Ну не могла же она ему прямо сейчас сказать, чтобы они вынесли обвинительный вердикт. Она же должна была еще выиграть это дело, а не просто так.

– А еще бывает так, что ты человеку поверишь, а он возьмет и обманет тебя, – сказал Зябликов про свое, подумав почему-то о Журналисте.

– Ой, бывает, знаю! – согласилась прокурорша. Она, конечно, не догадывалась, о чем это он, и вспомнила что-то свое, но, в общем, они друг друга поняли.

– Вон какая вы… – сказал Зябликов.

– Да перейдите вы на «ты», – сказал Тульский, – вы же оба мои друзья и выпили мы к тому же уже почти литр, чего церемониться-то?

Что-то тут складывалось, с его точки зрения, странно и не совсем так. Пора было ему сматываться, но пока не подворачивалось необходимого повода.

– Какая? – спросила заметно вдруг опьяневшая Эльвира, заглядывая Зябликову в глаза. – Какая? А вы что думали, я машина? Я уже и не человек? Это в суде я прокурор, а тут я, между прочим, женщина. И не зверь вовсе, и думаю, как и вы, по-разному. Вы просто поймите, у нас вертикальное подчинение в органах…

– Ну-ка, где это там у тебя вертикальный орган, ну-ка, ну-ка… – сказал Тульский.

Прокурорша засмеялась и почувствовала, что покраснела. Впрочем, она знала, что такой румянец, когда все тело становится вдруг розовым, ей идет. Один образованный говорил, что она так становится похожа на женщину Рубенса, а может, и врал.

Тут как раз у Тульского в кармане зазвонил мобильный, и он нажал на прием, успев отметить время звонка на дисплее: половина одиннадцатого. Протрезвев или удачно сделав вид, что протрезвел, он какое-то время слушал, уточняя и отвечая односложно, наконец сказал в трубку:

– Хорошо, все правильно, продолжите завтра наблюдение, сегодня свободны.

С этим он поднялся и убрал телефон в карман:

– Так, Эльвира, давай ключи.

– Куда же ты, ты же пьяный, – сказала она, хотя и не очень уверенно.

– Надо по делу. Вернусь… Сейчас половина одиннадцатого, значит, в час. Нет, в двенадцать, тебе же завтра все-таки в суде выступать. Ладно, в половине первого…

Дверь за ним уже захлопнулась. Зябликов посмотрел на розовую прокуроршу.
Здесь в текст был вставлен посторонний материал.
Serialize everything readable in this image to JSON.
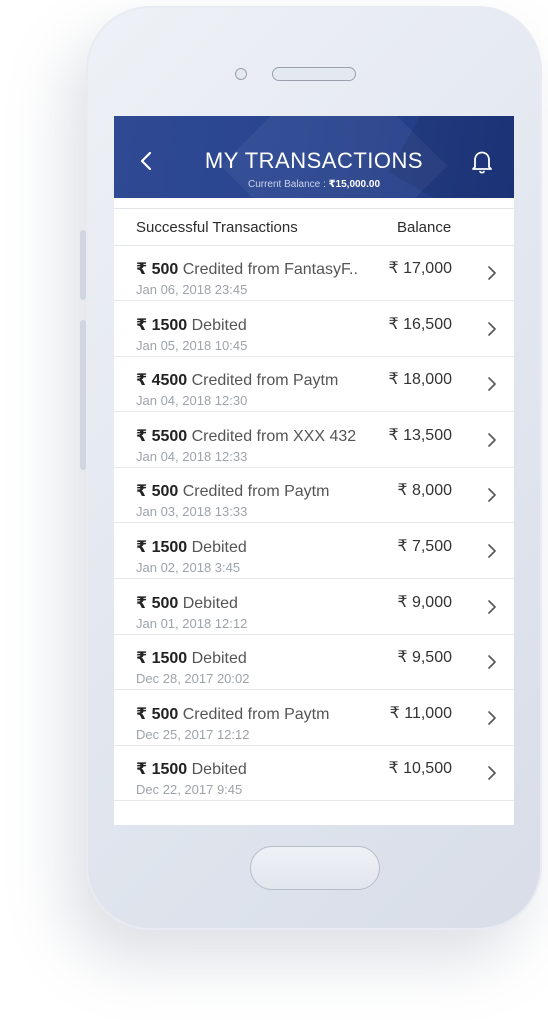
{
  "header": {
    "title": "MY TRANSACTIONS",
    "balance_label": "Current Balance : ",
    "balance_value": "₹15,000.00"
  },
  "columns": {
    "left": "Successful Transactions",
    "right": "Balance"
  },
  "currency": "₹",
  "transactions": [
    {
      "amount": "₹ 500",
      "desc": " Credited from FantasyF..",
      "date": "Jan 06, 2018 23:45",
      "balance": "₹ 17,000"
    },
    {
      "amount": "₹ 1500",
      "desc": " Debited",
      "date": "Jan 05, 2018 10:45",
      "balance": "₹ 16,500"
    },
    {
      "amount": "₹ 4500",
      "desc": " Credited from Paytm",
      "date": "Jan 04, 2018 12:30",
      "balance": "₹ 18,000"
    },
    {
      "amount": "₹ 5500",
      "desc": " Credited from XXX 432",
      "date": "Jan 04, 2018 12:33",
      "balance": "₹ 13,500"
    },
    {
      "amount": "₹ 500",
      "desc": " Credited from Paytm",
      "date": "Jan 03, 2018 13:33",
      "balance": "₹ 8,000"
    },
    {
      "amount": "₹ 1500",
      "desc": " Debited",
      "date": "Jan 02, 2018 3:45",
      "balance": "₹ 7,500"
    },
    {
      "amount": "₹ 500",
      "desc": " Debited",
      "date": "Jan 01, 2018 12:12",
      "balance": "₹ 9,000"
    },
    {
      "amount": "₹ 1500",
      "desc": " Debited",
      "date": "Dec 28, 2017 20:02",
      "balance": "₹ 9,500"
    },
    {
      "amount": "₹ 500",
      "desc": " Credited from Paytm",
      "date": "Dec 25, 2017 12:12",
      "balance": "₹ 11,000"
    },
    {
      "amount": "₹ 1500",
      "desc": " Debited",
      "date": "Dec 22, 2017 9:45",
      "balance": "₹ 10,500"
    }
  ],
  "icons": {
    "back": "chevron-left-icon",
    "notifications": "bell-icon",
    "row_action": "chevron-right-icon"
  },
  "colors": {
    "header": "#2a4590",
    "phone_body": "#e0e5ee"
  }
}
– Ну что, присяжный, где у тебя ванная? – сказала она, поднимаясь и начиная расстегивать блузку, – Пойдем, до половины первого времени мало уже.

Понедельник, 3 июля, 23.00

Подполковник Тульский, когда садился пьяный за руль, мог вести хоть танк, хоть автобус, не говоря уж о такой игрушке, как «Ауди» прокурорши с автоматическим сцеплением. Вот бы Зябликову такую – одна нога у него есть, а второй и не надо. Тульский представил, что происходит сейчас у них на втором этаже, и до вольно ухмыльнулся. Он уже подъезжал к обшарпанной пятиэтажке неподалеку от телестудии, еще раз сверился с блокнотом, достал мобильный и позвонил:

– Товарищ Кузякин? Здравствуйте, это Тульский. Вот так, не хотел с вами лично встречаться, а возникла такая срочная необходимость. Вы можете сейчас выйти?

– А что это на ночь глядя? – недовольно спросил Журналист, – Нет, не могу. Я уже ботинки поставил сушить, я в тапочках и собираюсь ложиться спать.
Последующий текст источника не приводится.